For many, the last time they saw McLean as John may have been in the 2020 filmed version of the show, which spent two weeks as a top-10 movie nationwide — on just 59 screens — during the pandemic, when theaters and studios alike were on the proverbial ropes.
“We tried to pick a place (to perform) in Salt Lake, but they wouldn’t let us do it because it was a red instead of green with how severe COVID was. So we thought, well, maybe that can’t happen,” McLean said. “Then, at the last second — and it was it was like a movie, kind of like a script — we found that we could go down to Cedar City and, at the Heritage Theater, we could do a couple of runs of the show.”
While McLean is back on the stage again, wearing the familiar costumes and singing the songs longtime fans know and love, he does so now with a new outlook on life.
“You see everything differently when you’re that close to maybe not being able to carry on and you get really, really grateful in profound ways,” McLean said.
“The Forgotten Carols” has evolved over the years, both in terms of presentation and content. And McLean, who say’s he’s probably done tweaking the show after 33 years, has evolved, too.
Like Connie Lou, he has had his struggles. McLean has questioned his faith, faced death and even battled impostor syndrome and depression. But he also has persevered and been humbled by the opportunity he has to present this story to people who are contending with struggles of their own.

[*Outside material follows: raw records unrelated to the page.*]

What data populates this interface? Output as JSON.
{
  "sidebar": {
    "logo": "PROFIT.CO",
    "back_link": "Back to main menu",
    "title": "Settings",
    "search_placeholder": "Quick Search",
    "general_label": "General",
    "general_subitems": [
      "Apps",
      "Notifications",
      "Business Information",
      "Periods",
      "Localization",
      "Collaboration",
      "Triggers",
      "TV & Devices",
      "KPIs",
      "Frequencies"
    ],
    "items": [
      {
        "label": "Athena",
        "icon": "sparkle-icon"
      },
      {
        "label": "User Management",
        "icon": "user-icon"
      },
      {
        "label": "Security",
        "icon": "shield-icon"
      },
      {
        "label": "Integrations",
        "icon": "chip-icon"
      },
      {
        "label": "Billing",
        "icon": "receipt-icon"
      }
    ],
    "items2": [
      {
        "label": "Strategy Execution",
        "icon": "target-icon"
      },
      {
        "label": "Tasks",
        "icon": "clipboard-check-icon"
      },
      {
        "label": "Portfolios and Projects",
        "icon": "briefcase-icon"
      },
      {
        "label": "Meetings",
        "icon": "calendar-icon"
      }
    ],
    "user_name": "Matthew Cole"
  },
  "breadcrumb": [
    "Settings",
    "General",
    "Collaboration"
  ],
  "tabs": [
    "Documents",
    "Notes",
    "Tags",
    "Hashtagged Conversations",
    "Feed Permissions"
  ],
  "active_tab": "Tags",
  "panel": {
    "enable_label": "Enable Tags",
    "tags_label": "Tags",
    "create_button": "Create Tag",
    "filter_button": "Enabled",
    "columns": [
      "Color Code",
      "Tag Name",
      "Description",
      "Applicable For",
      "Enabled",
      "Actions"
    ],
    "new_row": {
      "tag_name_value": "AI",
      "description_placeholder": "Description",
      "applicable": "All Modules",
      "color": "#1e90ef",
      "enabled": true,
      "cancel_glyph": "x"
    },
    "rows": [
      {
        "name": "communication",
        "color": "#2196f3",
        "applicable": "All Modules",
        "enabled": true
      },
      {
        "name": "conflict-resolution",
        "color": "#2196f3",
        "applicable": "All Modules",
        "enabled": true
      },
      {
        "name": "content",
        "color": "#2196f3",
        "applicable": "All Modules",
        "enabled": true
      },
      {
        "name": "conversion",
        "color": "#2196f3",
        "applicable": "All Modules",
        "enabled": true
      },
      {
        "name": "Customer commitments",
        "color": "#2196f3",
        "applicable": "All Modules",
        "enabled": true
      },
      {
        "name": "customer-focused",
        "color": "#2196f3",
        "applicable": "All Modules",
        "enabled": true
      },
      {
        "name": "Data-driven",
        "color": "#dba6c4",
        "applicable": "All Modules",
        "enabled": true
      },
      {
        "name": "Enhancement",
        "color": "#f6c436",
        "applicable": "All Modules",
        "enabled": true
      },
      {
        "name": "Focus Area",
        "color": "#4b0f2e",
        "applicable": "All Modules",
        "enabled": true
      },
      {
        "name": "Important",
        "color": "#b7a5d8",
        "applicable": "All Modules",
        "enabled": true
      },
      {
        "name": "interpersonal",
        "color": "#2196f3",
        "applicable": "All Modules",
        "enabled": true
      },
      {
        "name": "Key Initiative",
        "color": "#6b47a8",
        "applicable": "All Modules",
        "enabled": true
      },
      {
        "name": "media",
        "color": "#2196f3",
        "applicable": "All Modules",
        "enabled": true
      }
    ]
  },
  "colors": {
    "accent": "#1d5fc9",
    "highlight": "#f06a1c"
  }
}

“Doing this has helped me get through my faith crisis. It’s helped me discover things that I want to be. And, now, it’s a celebration — every night that I get on stage — of the closeness of the one whose birth we celebrate,” McLean said.
He sees a little bit of himself in all of his characters, with their various trials and imperfections, and he believes that the people who continue to come to his shows feel the same.
“What they often say to me is all of those forgotten characters in the Christmas story — like the innkeeper, or like the shepherd that fell asleep, or like the woman who the first time she held a child was never able to have her own children, all this stuff — they’re all us,” McLean said.
To that end, it’s his hope that people who experience “The Forgotten Carols” now can find some solace in the shared experience of feeling the Christmas spirit.
“When people say, ‘Oh, how do you think the tour is going? How do you think your performances are?’ Well, that is not what’s important. It’s not how I feel,” McLean said. “What’s important is do we get to all feel this thing that’s independent of your performance, and it’s the presence of Jesus.
“I think we’re all needing reassurance … that feeling, that hope, that love, that faith, that acceptance.”